Por Carina Sicardi / Psicóloga / casicardi@hotmail.com
Cristina
llegó derivada por el psiquiatra, quien con mucho criterio, apuesta al trabajo
en equipo cuando lo cree conveniente. Su cabeza gacha y su postura casi fetal,
aun en la silla de la sala de espera, mostraba abiertamente el dolor que la
atravesaba.
Su
cuerpo menudo casi arrastraba la ropa demasiado holgada hoy, como aquel al que
le pesa mucho cada paso hacia adelante. Así entró, y empezó a contar, como
pudo, su historia bañada en lágrimas.
Había
tenido una amiga en su adolescencia, Susana, una gorda hermosa que había
formado una familia con Adolfo, con quien tuvo dos hijos, Valentín y Felipe. La
dura vida junto a un hombre violento en la palabra y en el golpe, abandonada
durante el embarazo de su segundo hijo, culminó con el desarrollo de un cáncer
que le devolvió a su marido, pero le llevó su vida cuando los niños tenían 7 y
4 años respectivamente.
El
corazón enorme y solidario de Cristina la llevó a dar cariño y consuelo a esa
familia atravesada por la muerte de quien fuera la alegría, paz y armonía. Ella
es así, siempre dispuesta a dar su vida entera por quien lo necesite. Así la
habían educado, en la entrega y la fe en Dios.
Para
sorpresa de muchos, incluso de ella misma, casi con la naturalidad de quienes
se dejan guiar por el hilo mágico del “destino”, un día no muy lejano, se
encontraron los cuatro conformando una nueva familia, y se mudaron al pueblo de
origen de ellos. Atrás quedaba la ciudad y la progenie materna de los niños, a
los que volvería Valentín ni bien culminados sus estudios primarios.
Pese
a todo, ellos seguían y fueron felices como familia, no tan así como pareja, ya
que la violencia masculina también aparecía en esta historia. Es verdad que
Cristina no tuvo hijos biológicos, y que la pérdida de un embarazo siguió
marcando esa imposibilidad, pero Felipe era ese hijo que no fue… y más.
La
adolescencia de Felipe llegó con novedades poco felices. No se sentía bien, y
los análisis revelaron que no sólo había heredado los ojos de su madre, sino
también la enfermedad que la llevara a la muerte.
Allí
empezó una lucha cuerpo a cuerpo contra el dolor y las miserias en todas sus
caras. Años de tratamientos costosos desde lo económico y lo afectivo. Cristina
y Felipe unieron sus manos y su corazón en esta lucha en la que casi no se
podía distinguir quién era quién. Sin dudas, era su mamá, los médicos fueron
testigos de ello.
La
entrega absoluta la llevó por caminos desconocidos hasta ese momento. Médicos,
enfermeros, sanatorios, obras sociales, rezos grupales cercanos y a distancia,
un pueblo entero movilizado por no soltar al querido Felipe.
Pero
una noche, con la mirada buscando a su Cris, Felipe no pudo más, la enfermedad
que luchaba a favor de la muerte, ganó la batalla una vez más. El dolor
inenarrable e indescriptible atravesó a Cristina y se instaló en ella, inundándola.

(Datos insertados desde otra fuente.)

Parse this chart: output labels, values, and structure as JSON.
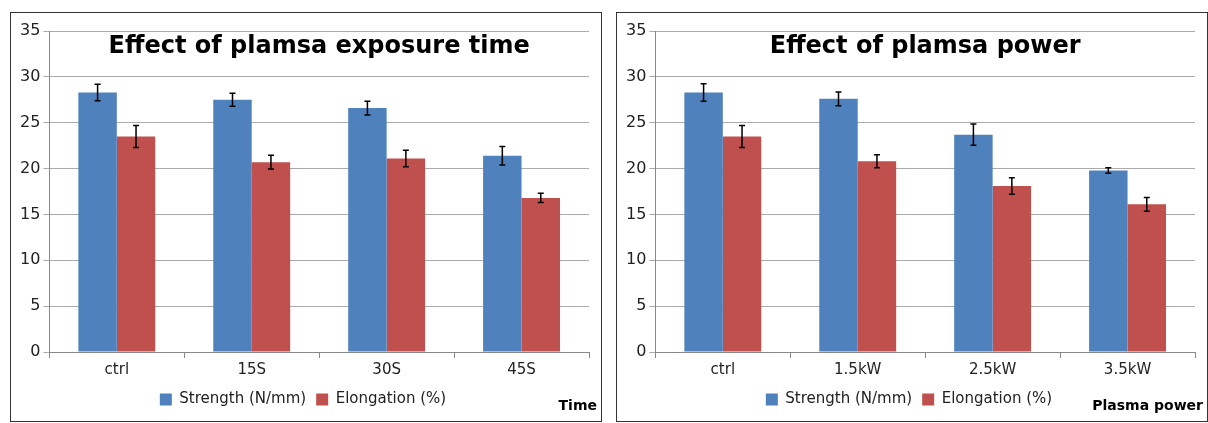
{
  "chart_data": [
    {
      "type": "bar",
      "title": "Effect of plamsa exposure time",
      "xlabel": "Time",
      "categories": [
        "ctrl",
        "15S",
        "30S",
        "45S"
      ],
      "series": [
        {
          "name": "Strength (N/mm)",
          "color": "#4f81bd",
          "values": [
            28.3,
            27.5,
            26.6,
            21.4
          ],
          "errors": [
            0.9,
            0.7,
            0.75,
            1.0
          ]
        },
        {
          "name": "Elongation (%)",
          "color": "#c0504d",
          "values": [
            23.5,
            20.7,
            21.1,
            16.8
          ],
          "errors": [
            1.2,
            0.75,
            0.9,
            0.5
          ]
        }
      ],
      "ylim": [
        0,
        35
      ],
      "yticks": [
        0,
        5,
        10,
        15,
        20,
        25,
        30,
        35
      ],
      "grid": "y",
      "legend": "bottom"
    },
    {
      "type": "bar",
      "title": "Effect of plamsa power",
      "xlabel": "Plasma power",
      "categories": [
        "ctrl",
        "1.5kW",
        "2.5kW",
        "3.5kW"
      ],
      "series": [
        {
          "name": "Strength (N/mm)",
          "color": "#4f81bd",
          "values": [
            28.3,
            27.6,
            23.7,
            19.8
          ],
          "errors": [
            0.95,
            0.75,
            1.15,
            0.3
          ]
        },
        {
          "name": "Elongation (%)",
          "color": "#c0504d",
          "values": [
            23.5,
            20.8,
            18.1,
            16.1
          ],
          "errors": [
            1.2,
            0.7,
            0.9,
            0.75
          ]
        }
      ],
      "ylim": [
        0,
        35
      ],
      "yticks": [
        0,
        5,
        10,
        15,
        20,
        25,
        30,
        35
      ],
      "grid": "y",
      "legend": "bottom"
    }
  ]
}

Ya nada tenía sentido. Todo comenzó a resumirse en un extrañar constante, a
Felipe, a los momentos en los que fueron felices, aun a aquellos en los que no
lo fueron; a la familia que alguna vez conformaron; a ese hombre con el que se
sintió en comunión ante el dolor, el padre de Feli, quien tampoco está más en
su historia sino en una nueva familia que conformó, con otros hijos; a ella
misma siendo fuerte y vital…
Así
la conocí, con el dolor atravesado del nunca más, queriendo desaparecer y
entregándose a la nada… Pero hoy la vida la empuja suavemente a seguir, muchas
veces aun en contra suya; con el miedo de ponerse de pie; con la culpa de
seguir viva; con la secreta esperanza de que en alguna esquina, por fin el amor
la sorprenda y le permita volver a sonreír.